Le Galapagos non sono più in pericolo, cancellate dalla lista dei siti in pericolo

di Marco Mancini Commenta

L’Onu ha cancellato le Isole Galapagos dalla sua lista del patrimonio mondiale in pericolo, grazie ad un maggior impegno da parte dell’Ecuador a tutela della biodiversità dell’arcipelago, unica al mondo. Il comitato del patrimonio mondiale delle Nazioni Unite per l’istruzione, la scienza e la cultura (Unesco) ha votato con 15 voti a favore e 4 contro per rimuovere le isole dalla lista dei siti in pericolo da minacce ambientali.

È importante riconoscere lo sforzo fatto dal Governo ecuadoriano per preservare questo patrimonio

ha spiegato Luiz Fernando de Almeida, capo della delegazione brasiliana, che ha proposto la mozione in occasione della riunione di Brasilia. Il Governo dell’Ecuador si è detto soddisfatto della decisione che ha visto la cancellazione delle isole dalla lista in cui era finita nel 2007, ma alcuni ambientalisti si sono detti preoccupati.

L’amministrazione del presidente Rafael Correa aveva affrontato gravi problemi in tutto l’arcipelago, ma era troppo presto per dichiarare vittoria, ha avvertito Barry Johannah, capo della Galapagos Conservancy, un gruppo di ricerca con sede in Virginia.

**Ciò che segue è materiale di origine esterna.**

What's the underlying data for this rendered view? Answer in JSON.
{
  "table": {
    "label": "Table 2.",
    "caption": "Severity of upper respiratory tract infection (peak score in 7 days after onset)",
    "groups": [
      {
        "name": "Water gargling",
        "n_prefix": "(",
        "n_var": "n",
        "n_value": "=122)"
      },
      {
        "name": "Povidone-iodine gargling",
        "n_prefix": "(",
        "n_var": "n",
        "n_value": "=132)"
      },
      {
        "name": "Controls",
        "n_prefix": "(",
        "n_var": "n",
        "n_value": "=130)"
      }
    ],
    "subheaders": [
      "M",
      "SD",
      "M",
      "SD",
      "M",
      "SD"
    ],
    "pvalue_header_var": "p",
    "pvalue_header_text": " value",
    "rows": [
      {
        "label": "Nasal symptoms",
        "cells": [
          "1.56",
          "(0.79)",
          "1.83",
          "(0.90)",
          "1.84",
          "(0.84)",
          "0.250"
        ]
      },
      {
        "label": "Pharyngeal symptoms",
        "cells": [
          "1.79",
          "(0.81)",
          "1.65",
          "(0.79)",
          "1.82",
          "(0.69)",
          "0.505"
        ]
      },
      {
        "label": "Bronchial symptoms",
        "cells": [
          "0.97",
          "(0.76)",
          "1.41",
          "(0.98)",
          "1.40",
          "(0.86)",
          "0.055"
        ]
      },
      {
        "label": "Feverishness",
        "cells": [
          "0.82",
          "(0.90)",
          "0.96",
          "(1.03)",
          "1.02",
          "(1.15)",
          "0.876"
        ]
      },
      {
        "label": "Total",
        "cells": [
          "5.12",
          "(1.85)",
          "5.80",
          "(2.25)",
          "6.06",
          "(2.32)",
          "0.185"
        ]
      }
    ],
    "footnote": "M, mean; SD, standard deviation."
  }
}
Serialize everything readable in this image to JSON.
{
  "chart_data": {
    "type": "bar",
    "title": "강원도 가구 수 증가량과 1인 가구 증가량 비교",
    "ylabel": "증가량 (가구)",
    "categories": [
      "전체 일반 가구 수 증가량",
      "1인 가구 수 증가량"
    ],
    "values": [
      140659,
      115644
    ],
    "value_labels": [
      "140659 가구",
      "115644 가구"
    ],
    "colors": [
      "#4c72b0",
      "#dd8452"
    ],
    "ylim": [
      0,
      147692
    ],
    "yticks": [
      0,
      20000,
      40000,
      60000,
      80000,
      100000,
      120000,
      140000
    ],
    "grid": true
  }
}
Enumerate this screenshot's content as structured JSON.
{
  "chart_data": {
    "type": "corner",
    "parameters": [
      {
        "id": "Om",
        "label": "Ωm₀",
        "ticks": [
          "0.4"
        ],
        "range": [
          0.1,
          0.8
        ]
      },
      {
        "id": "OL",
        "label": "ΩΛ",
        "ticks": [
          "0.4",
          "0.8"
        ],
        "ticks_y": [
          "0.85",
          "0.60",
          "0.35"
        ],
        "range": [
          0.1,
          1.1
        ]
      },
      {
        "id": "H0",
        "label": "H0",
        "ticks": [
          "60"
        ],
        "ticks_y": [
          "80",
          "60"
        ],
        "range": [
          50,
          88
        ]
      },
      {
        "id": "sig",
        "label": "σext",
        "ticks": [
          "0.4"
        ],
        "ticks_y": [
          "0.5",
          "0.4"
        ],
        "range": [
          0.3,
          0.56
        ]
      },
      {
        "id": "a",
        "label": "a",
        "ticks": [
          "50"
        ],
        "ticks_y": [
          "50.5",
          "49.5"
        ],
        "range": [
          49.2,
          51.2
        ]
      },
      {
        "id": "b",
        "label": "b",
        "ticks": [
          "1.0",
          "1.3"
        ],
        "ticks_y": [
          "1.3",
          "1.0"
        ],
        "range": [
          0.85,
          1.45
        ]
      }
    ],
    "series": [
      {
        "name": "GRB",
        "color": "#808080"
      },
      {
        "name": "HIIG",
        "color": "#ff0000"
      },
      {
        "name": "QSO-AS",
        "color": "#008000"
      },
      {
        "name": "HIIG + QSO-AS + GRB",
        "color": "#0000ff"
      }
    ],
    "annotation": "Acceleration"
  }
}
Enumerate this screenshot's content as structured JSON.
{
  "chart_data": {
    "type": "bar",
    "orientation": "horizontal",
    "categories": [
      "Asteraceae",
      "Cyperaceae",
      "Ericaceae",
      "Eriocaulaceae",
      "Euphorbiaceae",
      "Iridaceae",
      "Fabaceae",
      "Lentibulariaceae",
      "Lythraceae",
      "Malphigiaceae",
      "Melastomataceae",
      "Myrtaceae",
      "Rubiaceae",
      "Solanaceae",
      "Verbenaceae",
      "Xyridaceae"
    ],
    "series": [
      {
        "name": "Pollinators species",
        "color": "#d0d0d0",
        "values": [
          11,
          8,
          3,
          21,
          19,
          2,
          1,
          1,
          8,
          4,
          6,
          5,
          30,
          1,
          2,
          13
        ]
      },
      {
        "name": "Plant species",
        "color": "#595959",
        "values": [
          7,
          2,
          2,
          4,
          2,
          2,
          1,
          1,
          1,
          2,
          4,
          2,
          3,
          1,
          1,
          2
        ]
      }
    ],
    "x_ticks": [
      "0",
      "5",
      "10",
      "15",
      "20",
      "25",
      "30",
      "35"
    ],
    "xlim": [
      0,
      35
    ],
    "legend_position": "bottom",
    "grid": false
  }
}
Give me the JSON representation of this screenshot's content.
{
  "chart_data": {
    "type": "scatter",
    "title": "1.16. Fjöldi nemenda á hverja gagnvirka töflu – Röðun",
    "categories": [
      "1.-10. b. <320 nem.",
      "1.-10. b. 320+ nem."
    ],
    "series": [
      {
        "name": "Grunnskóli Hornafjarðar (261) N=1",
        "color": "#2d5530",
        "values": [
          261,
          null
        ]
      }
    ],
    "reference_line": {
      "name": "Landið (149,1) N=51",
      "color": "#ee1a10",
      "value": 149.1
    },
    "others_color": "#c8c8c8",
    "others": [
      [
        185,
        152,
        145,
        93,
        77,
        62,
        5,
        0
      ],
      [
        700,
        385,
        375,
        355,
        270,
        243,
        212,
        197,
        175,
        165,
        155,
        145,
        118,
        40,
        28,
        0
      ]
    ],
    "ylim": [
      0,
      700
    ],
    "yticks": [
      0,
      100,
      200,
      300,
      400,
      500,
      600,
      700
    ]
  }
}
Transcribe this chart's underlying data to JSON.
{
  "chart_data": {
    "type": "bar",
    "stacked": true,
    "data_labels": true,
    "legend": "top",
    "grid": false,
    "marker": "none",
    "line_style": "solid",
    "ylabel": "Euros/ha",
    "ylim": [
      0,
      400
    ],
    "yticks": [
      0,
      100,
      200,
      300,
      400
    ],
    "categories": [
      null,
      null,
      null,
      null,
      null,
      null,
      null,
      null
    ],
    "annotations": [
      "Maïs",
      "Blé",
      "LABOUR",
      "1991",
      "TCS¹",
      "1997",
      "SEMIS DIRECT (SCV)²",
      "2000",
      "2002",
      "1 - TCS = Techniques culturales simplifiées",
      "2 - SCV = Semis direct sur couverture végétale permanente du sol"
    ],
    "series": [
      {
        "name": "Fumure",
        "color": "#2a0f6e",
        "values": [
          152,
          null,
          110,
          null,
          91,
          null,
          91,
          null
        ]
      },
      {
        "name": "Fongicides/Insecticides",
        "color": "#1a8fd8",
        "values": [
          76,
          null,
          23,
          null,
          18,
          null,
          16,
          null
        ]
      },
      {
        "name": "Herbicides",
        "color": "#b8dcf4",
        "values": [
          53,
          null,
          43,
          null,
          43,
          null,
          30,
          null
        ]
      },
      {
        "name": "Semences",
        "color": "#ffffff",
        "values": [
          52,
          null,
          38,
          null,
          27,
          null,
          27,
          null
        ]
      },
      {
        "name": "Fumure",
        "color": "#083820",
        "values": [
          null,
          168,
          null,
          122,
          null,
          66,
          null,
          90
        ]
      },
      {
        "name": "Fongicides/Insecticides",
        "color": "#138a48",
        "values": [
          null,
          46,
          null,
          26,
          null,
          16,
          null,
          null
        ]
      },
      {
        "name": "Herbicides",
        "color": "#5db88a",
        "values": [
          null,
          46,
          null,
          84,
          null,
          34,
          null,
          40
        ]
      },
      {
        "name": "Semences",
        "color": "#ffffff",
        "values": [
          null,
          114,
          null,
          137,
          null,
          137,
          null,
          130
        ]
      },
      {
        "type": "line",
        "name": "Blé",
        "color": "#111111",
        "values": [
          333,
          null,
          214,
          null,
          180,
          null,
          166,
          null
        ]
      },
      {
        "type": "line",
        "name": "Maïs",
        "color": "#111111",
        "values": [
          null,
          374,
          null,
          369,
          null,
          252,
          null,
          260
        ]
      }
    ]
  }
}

La crescente presenza dell’uomo nelle Galapagos, sia attraverso il turismo che tra i residenti, ha messo a rischio la biodiversità. L’introduzione di malattie, le piante esotiche invasive e gli animali sono tutti fattori che devono essere affrontati immediatamente e con aggressività. Credo che la decisione sia prematura e spero non sia un segnale di allentamento della gestione vigile e degli sforzi di conservazione.

L’arcipelago di isole vulcaniche, a 600 miglia al largo della costa del Pacifico dell’Ecuador, ospita specie endogene come le tartarughe giganti e le sule, le quali hanno contribuito ad ispirare le teorie di Charles Darwin sull’evoluzione e la selezione naturale. Una popolazione umana permanente ha aumentato la propria presenza di circa 30.000 individui nel decennio passato, “gonfiati” da più di 190.000 turisti ogni anno. Tutto questo ha destato la preoccupazione per l’inquinamento, perdite di carburante ed il bracconaggio.

I coloni umani hanno portato anche le specie invasive come gli insetti, gatti, topi, bovini e le formiche che minacciano un habitat che si è evoluto in isolamento nel corso dei millenni. Il Governo dell’Ecuador ha cercato di bilanciare la conservazione ed il turismo con le esigenze dei residenti e dei lavoratori migranti dal continente sudamericano. Le autorità hanno cercato di limitare il numero di nuovi arrivi e gli immigrati clandestini. Tuttavia discariche e sviluppi di nuove abitazioni continuano a germogliare su alcune isole.

Un team dell’Unesco ha recentemente ispezionato l’arcipelago prima del voto, ed ha affermato che i controlli in materia di migrazione e l’introduzione di specie invasive erano stati serrati. Nessuna preoccupazione quindi? E’ presto per dirlo, certamente ora gli occhi degli ambientalisti di mezzo mondo saranno puntati sulle isole.